Mico munduruku: novo macaco é descoberto no arco do desmatamento

O sagui-dos-Munduruku ocupa uma área desde a margem esquerda do rio Jamanxim até a direita do rio Tapajós Ilustração:Stephen Nash)

24 de outubro de 2020

07:10

Michelle Portela – Da Revista Cenarium

BRASÍLIA – O sonho de todo biólogo é realizar uma grande descoberta sobre a vida selvagem, mas imagine descobrir uma nova espécie desconhecida da ciência e pela sociedade. E depois, realize a ideia de que os animais desta espécie que você acaba de identificar em meio à natureza está ameaçada pelas chamas dos incêndios florestais que ocorrem no seu habitat natural neste exato momento. Mico munduruku: novo macaco é descoberto no arco do desmatamento

Ao pesquisador Rodrigo Costa Araújo, que descobriu o Mico munduruku no sul da Amazônia, só restou torcer por chuvas fortes na região nesta última estação seca da Amazônia. “É trágico e triste ver a biodiversidade em chamas, de espécies ainda por serem descobertas que poderiam somar à ciência brasileira e ao patrimônio ambiental do país”.

Não é fácil ser um cientista da conservação num país em que há forte negacionismo da crise de extinção da biodiversidade quando, por exemplo, governantes dizem que a Amazônia não está queimando. “Você sabe que a situação dos cientistas no Brasil é precária também no que diz respeito ao financiamento de pesquisas básicas em biodiversidade”, me disse ele.

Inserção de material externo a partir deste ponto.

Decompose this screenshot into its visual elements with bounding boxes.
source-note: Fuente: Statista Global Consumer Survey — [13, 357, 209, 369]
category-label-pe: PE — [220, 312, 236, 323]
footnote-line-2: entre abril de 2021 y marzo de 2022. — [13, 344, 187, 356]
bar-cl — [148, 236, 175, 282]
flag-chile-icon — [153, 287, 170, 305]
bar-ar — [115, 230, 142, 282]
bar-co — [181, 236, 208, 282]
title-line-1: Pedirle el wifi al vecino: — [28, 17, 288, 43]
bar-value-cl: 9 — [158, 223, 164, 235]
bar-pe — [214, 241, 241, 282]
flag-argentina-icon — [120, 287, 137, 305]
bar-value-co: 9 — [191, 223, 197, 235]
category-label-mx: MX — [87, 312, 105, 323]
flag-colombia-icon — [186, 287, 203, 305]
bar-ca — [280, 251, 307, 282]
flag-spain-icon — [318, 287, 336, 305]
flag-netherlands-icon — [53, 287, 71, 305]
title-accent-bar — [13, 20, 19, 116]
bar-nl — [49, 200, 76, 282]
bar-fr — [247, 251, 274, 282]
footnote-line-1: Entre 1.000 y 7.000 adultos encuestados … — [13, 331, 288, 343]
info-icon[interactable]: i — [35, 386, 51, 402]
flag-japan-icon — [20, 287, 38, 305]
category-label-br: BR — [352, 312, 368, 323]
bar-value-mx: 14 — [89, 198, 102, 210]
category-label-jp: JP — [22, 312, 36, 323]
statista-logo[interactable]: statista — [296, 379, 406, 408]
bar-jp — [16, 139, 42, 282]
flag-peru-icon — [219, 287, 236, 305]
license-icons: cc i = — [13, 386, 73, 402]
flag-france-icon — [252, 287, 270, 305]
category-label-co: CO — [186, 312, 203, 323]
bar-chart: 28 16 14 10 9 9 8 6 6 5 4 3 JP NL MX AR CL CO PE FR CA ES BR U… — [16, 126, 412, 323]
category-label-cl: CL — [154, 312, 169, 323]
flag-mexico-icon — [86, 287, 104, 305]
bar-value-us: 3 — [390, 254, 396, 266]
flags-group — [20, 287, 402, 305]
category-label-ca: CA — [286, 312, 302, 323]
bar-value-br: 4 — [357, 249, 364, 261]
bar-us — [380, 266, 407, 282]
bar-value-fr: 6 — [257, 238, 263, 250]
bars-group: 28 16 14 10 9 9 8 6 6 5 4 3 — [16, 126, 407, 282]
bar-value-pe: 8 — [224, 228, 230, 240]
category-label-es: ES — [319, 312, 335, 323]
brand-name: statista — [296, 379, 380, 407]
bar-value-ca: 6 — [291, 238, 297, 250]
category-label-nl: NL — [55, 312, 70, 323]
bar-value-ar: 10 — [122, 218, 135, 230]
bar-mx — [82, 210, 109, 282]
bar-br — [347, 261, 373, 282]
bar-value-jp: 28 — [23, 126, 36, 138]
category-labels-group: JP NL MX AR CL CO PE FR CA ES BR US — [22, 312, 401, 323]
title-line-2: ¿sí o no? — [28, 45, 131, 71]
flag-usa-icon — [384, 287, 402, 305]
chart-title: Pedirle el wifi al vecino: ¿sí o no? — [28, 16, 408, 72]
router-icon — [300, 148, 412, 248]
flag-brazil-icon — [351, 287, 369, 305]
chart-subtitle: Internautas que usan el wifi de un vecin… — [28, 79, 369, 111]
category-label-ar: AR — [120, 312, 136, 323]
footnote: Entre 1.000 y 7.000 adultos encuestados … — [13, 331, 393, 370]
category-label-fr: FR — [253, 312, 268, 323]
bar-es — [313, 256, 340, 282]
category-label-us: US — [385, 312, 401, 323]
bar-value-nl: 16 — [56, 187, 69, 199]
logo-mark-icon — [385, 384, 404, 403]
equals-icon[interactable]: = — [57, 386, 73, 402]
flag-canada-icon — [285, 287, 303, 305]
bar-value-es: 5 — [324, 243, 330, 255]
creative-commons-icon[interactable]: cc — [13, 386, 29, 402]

O estudo foi realizado no território indígena Munduruku, no lado paraense daquela fronteira com o Amazonas, em uma área de 55 mil quilômetros quadrados de mata. Ao caminhar pela floresta, com um amplificador que emite sons de outros saguis para atraí-los, Araújo avistou saguis de cauda branca que viria a batizar de Mico munduruku, em homenagem ao povo indígena homônimo. “Aquele foi o momento em que percebi que poderia ter uma nova espécie em mãos. Então, começamos a estudar a genética e a pelagem dos saguis de cauda branca e confirmarmos a descoberta da nova espécie”, explica.

Além da descoberta, o estudo de Araújo revelou que o sagui-dos-Munduruku ocupa uma área desde a margem esquerda do rio Jamanxim até a direita do rio Tapajós, ultrapassando os limites do território indígena Munduruku. “Metade da distribuição geográfica dos saguis-dos-Munduruku está dentro das terras indígenas do povo Munduruku, o que traz esperança da sobrevivência da nova espécie, já que os povos indígenas são sabidamente guardiões das florestas e da biodiversidade” em suas terras.

A descoberta do pesquisador, então doutorando pelo Instituto Nacional de Pesquisas da Amazônia (Inpa) e da Universidade Federal do Amazonas (Ufam), ambos sediados em Manaus, capital do Estado do Amazonas, foi possível graças ao financiamento federal – então disponível em 2015 através da CAPES – além de apoio e financiamento fundamentais do Conservation Leadership Program (CLP).

“Se quisermos garantir a qualidade de vida e o desenvolvimento econômico em nossas sociedades, precisamos proteger os primatas, as florestas e toda a biodiversidade da Amazônia. E, para que isso aconteça, é fundamental que sejam feitos investimentos substanciais em pesquisa e conservação da biodiversidade, além de manter e garantir o cumprimento da legislação ambiental”, finaliza o biólogo.